Object Source Lighting is one of the best ways to make your miniatures stand out. Painting OSL is simpler than it looks!
Object Source Lighting, OSL for short, is, in layman’s terms, how to make stuff glow.
What is OSL?
When painting miniatures, you are usually highlighting and shading your colors.
This is to mimic a light source illuminating our miniature. Like the sun shining down, where highlights are on top of surfaces and shadows are underneath surfaces.
Objects Source Lighting is mimicking an object on the miniature being the source of the light. See how I connected those dots…
To get this look, we need to create different highlights and shading on the model, around the object that’s shining the light. This can be, for example, an aura around a weapon, or a like a beam in front of the headlights of a tank.
How to paint Object Source Lighting
OSL is a tricky technique, only because it follows different rules than ‘regular’ miniature painting. Afterall, you are creating something that’s not there on your model. This is rarely the case in our hobby.
Opposite Highlights
This is the cause of much object source lighting failing debuts, because it is counter-intuitive.
In regards to highlighting and shading, it is opposite of what you’d normally paint. The generic way to paint is usually highlights on the outsides, or edges, and shades on the insides, or recesses.
With Object Source Lighting, your highlights come from the source of light itself. Whatever’s emitting light is what’s the brightest, and fading and getting darker as it moves away.

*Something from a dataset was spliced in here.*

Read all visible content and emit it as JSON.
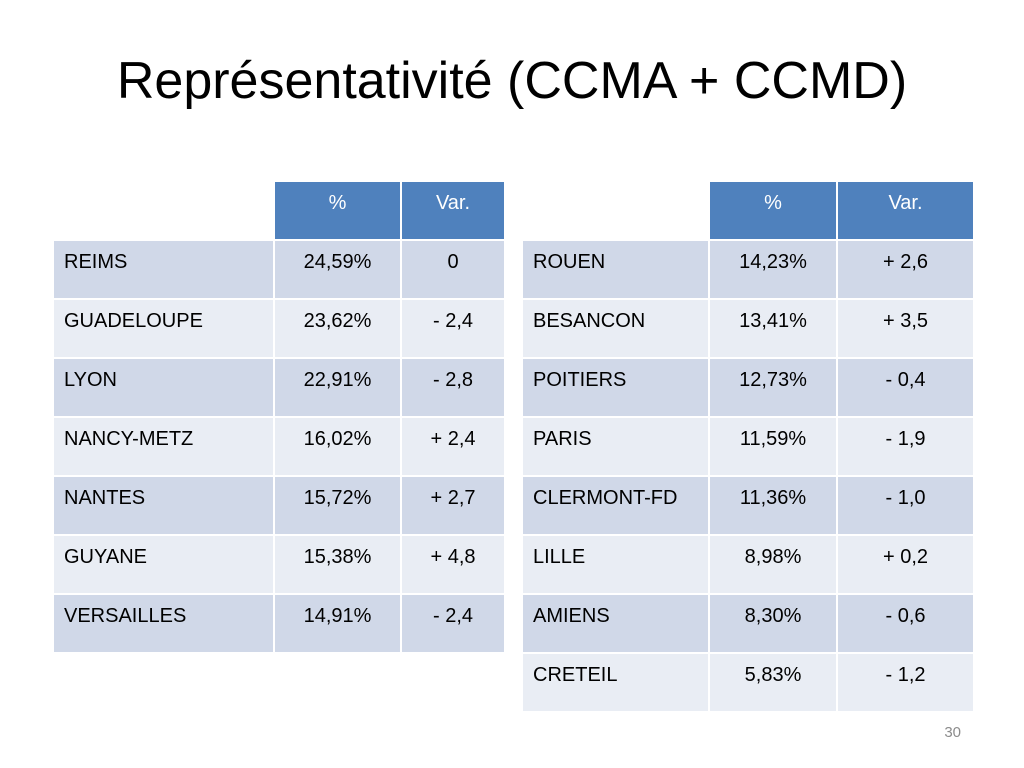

The plasma gun is a good example of this. If you paint it in the most traditional way, with a wash to shade and a dry brush to highlight, it will come out the exact opposite of what OSL dictates.
The shade will darken the inside parts of the reactor, which is where we would want the most white.
The dry brush would highlight the edges and corners of the reactor, which should be darkest of the purple we are using.
Pure White
When creating object source lighting is one or the rare times in miniature painting where you should use pure white. And even then, use it sparingly.
Normally, everytime you want to highlight a color, you should have a hint of the color if you make it lighter with white. Better yet, use light colors that are not white to highlight.
But when it comes to OSL, the pure white is what makes the light feels real. The source itself should have at least a very thin white part.
One of the great ways to get started with Object Source Lightning is with simple power swords.
They are a great starting point because it offers a well defined area to practice, you don’t have to create the area yourself, it is the blade.